The most obvious role for such devices is the inducing of the ‘Ah-hah!’ factor — that instant of illumination when we find that we have suddenly acquired the elusive visualization of how a complicated system works in spatial terms.

In addition to instruction in known mechanisms, ‘philosophical’ machines could model hypotheses in a more speculative manner, acting to confirm the feasibility of a theory. Exemplary cases are the armillary sphere, which modelled the Ptolemaic system of the cosmos, and Wheatstone's “Wave Machine”, which gave visible shape to the interference of different wave-forms.

Best known as a pioneer of the electric telegraph, Sir Charles Wheatstone (1802-75) came to his main sciences of acoustics, optics and electricity via the making and inventing of musical instruments. The enduring theme of his creative life may be described as the invention of mechanisms of direct practical utility and didactic cunning that were profoundly in tune with natural law.

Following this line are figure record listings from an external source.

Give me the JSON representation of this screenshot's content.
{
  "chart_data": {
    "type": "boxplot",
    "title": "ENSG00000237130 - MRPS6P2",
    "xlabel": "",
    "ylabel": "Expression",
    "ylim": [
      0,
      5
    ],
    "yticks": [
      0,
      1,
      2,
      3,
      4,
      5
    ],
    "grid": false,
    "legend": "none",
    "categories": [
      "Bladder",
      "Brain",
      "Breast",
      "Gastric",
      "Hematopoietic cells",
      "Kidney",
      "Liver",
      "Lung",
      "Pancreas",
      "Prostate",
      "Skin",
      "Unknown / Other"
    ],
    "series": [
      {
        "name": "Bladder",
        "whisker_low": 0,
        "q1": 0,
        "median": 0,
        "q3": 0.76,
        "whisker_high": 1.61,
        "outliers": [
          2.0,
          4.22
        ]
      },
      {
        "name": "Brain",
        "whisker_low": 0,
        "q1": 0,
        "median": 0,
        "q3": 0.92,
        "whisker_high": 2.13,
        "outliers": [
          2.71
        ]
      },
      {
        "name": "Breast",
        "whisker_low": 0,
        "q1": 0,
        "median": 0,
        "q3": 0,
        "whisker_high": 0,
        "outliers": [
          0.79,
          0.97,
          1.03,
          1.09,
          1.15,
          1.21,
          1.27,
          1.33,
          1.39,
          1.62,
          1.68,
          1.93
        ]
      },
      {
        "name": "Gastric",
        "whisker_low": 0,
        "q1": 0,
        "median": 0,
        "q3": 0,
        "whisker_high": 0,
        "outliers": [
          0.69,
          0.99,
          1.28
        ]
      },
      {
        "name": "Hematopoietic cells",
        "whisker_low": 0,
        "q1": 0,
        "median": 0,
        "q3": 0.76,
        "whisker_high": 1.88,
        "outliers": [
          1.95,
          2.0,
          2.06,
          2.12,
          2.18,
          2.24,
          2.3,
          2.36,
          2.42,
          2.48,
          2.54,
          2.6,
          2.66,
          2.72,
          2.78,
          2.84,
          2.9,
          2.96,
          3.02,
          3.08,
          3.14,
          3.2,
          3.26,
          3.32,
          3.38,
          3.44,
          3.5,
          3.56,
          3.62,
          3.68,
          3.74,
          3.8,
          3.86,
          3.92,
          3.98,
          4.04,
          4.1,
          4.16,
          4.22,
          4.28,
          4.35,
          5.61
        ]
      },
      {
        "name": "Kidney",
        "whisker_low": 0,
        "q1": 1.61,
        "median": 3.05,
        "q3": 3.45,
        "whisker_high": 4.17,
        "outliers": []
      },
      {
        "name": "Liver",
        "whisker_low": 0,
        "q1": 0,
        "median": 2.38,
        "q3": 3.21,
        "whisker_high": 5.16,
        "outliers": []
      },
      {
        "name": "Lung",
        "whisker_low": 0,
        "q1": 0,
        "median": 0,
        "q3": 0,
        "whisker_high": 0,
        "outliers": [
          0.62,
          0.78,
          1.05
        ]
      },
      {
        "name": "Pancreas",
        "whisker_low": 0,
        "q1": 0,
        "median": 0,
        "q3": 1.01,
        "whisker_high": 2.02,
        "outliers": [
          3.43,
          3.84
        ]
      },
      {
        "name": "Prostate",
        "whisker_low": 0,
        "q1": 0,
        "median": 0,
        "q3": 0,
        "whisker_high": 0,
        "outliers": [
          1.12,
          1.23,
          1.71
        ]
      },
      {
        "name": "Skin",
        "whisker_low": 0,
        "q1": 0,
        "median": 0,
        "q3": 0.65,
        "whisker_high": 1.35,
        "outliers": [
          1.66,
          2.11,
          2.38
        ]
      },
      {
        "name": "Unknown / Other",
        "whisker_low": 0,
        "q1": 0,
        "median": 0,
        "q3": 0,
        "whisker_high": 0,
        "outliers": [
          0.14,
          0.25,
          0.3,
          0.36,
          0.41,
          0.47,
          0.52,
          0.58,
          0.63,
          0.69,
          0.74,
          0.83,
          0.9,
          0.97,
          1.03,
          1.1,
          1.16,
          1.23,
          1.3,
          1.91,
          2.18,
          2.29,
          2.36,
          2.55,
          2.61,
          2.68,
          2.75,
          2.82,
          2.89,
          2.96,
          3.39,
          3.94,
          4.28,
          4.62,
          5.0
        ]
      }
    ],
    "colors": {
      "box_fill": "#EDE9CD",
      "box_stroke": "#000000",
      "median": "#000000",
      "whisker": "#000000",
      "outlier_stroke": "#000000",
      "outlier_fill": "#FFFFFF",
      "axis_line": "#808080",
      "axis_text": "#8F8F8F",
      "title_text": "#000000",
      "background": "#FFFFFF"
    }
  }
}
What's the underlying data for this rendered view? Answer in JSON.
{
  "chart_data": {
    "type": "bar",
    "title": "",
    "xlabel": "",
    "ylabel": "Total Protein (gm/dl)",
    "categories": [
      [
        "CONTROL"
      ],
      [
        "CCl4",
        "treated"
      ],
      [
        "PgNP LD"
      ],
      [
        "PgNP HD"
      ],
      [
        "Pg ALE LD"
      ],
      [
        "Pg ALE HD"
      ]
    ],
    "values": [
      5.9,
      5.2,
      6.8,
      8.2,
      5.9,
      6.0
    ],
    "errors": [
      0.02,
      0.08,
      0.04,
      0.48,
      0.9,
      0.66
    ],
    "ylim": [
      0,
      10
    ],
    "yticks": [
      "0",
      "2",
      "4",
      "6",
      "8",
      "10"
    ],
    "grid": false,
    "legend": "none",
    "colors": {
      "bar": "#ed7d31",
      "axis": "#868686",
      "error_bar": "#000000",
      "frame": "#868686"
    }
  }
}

Wave motion, such a crucial theoretical model in physics from the time of Thomas Young and Augustin Fresnel in the early nineteenth century to the present day, was the subject of the most compelling of Wheatstone's didactic toys. His wave machine was invented in the early 1840s and produced for sale in handsomely engineered versions. It ingeniously represents the motion of ‘ether particles’ in plane, elliptical and circular polarization through the compounding of two sinusoidal motions at right angles.

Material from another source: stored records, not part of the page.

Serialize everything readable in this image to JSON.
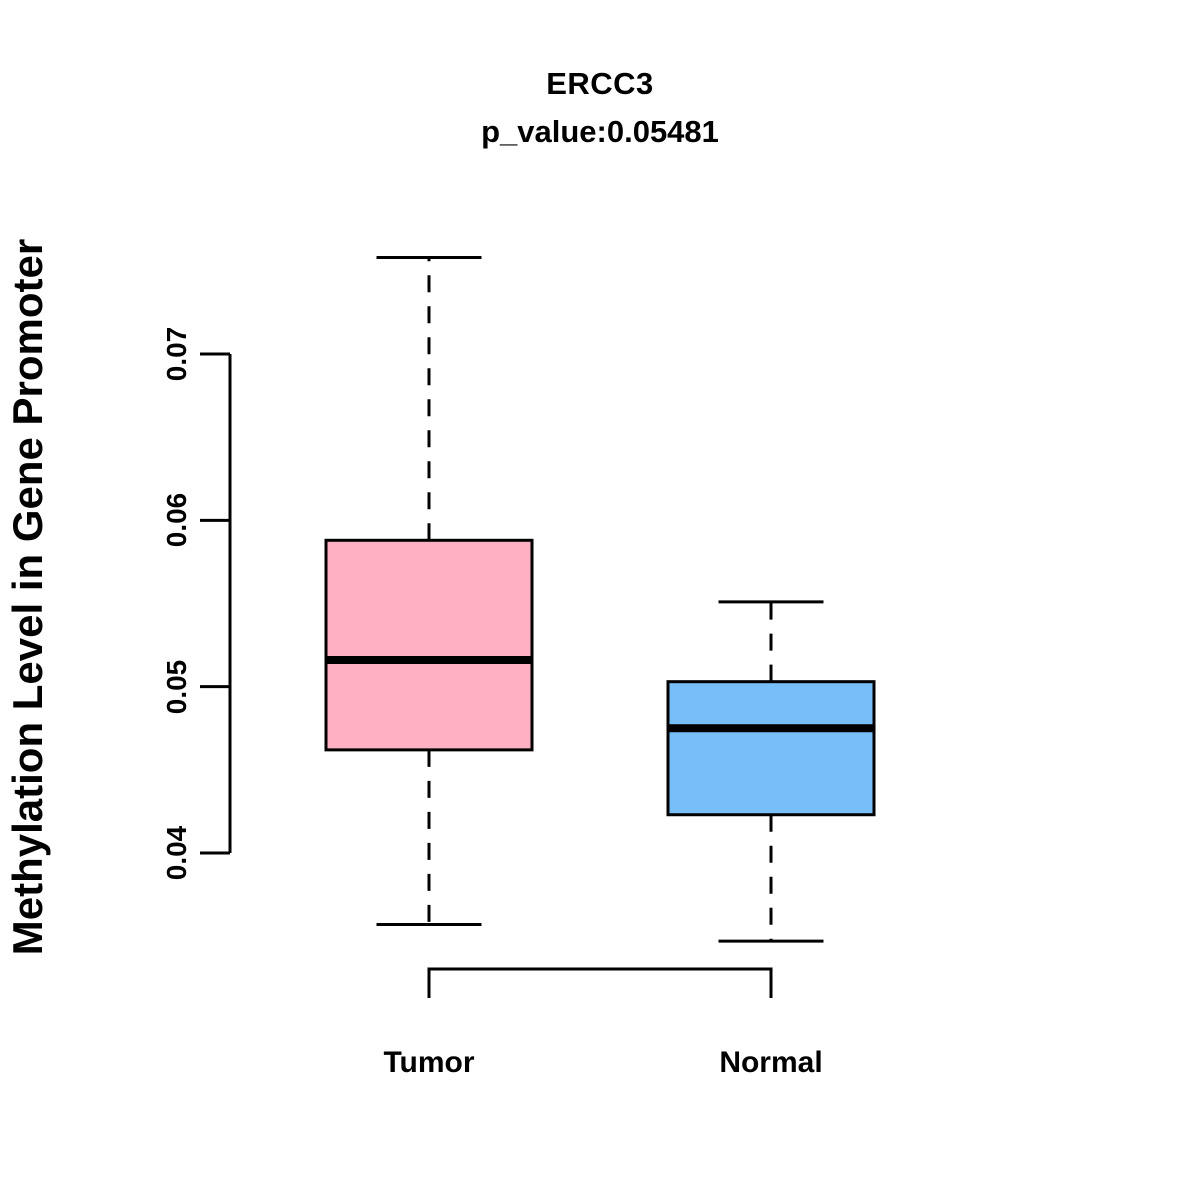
{
  "page": {
    "background": "#FFFFFF",
    "text_color": "#000000"
  },
  "chart_data": {
    "type": "boxplot",
    "title": "ERCC3",
    "subtitle": "p_value:0.05481",
    "ylabel": "Methylation Level in Gene Promoter",
    "xlabel": "",
    "categories": [
      "Tumor",
      "Normal"
    ],
    "series": [
      {
        "name": "Tumor",
        "whisker_low": 0.0357,
        "q1": 0.0462,
        "median": 0.0516,
        "q3": 0.0588,
        "whisker_high": 0.0758,
        "fill_color": "#FFB0C3"
      },
      {
        "name": "Normal",
        "whisker_low": 0.0347,
        "q1": 0.0423,
        "median": 0.0475,
        "q3": 0.0503,
        "whisker_high": 0.0551,
        "fill_color": "#78BFF7"
      }
    ],
    "yticks": [
      0.04,
      0.05,
      0.06,
      0.07
    ],
    "ytick_labels": [
      "0.04",
      "0.05",
      "0.06",
      "0.07"
    ],
    "ylim": [
      0.04,
      0.07
    ],
    "axis_color": "#000000",
    "median_color": "#000000",
    "grid": false,
    "legend": false
  }
}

White beads of mother-of-pearl are located at the tips of wiry rods that move sinuously in response to a set of more than two dozen wave-shaped, wooden templates inserted in pairs into the machine at right angles to one another. The instructions issued in 1884 by John Newman, “Philosophical Instrument Maker”, give a nice idea of the kinds of shapes supplied: “The slides are marked R & L (right and left) H & V (Horizontal and Vertical); (1) The standard wave; (2) The lower octave, 2:1; (3) The major third below, 5:4.”

Wheatstone's “Sonic Patterns Produced by a Kaleidophone”.

A complementary realization of the ‘musical’ principles governing the ‘molecular vibrations’ in both light and sound was provided by Wheatstone's “Kaleidophone or Phonic Kaleidoscope⃛ for the Illustration of Several Interesting and Amusing Acoustical and Optical Phenomena”. Named after Sir David Brewster's optical kaleidoscope, it used small illuminated mirrors attached to the top of vibrating rods that emerged from a base plate in which varied vibrations were induced. The paths of the oscillating mirrors, traced by the persistent impressions of reflected light, created beautiful and surprising patterns, comparable to the Chladni's figures produced by sand on vibrating plates.

For Wheatstone, as for Brewster, the philosophical toy was designed to induce simple delight in nature's concealed wonders, particularly in the young, and to model in mechanical form profound truths about physical law at the highest levels of understanding.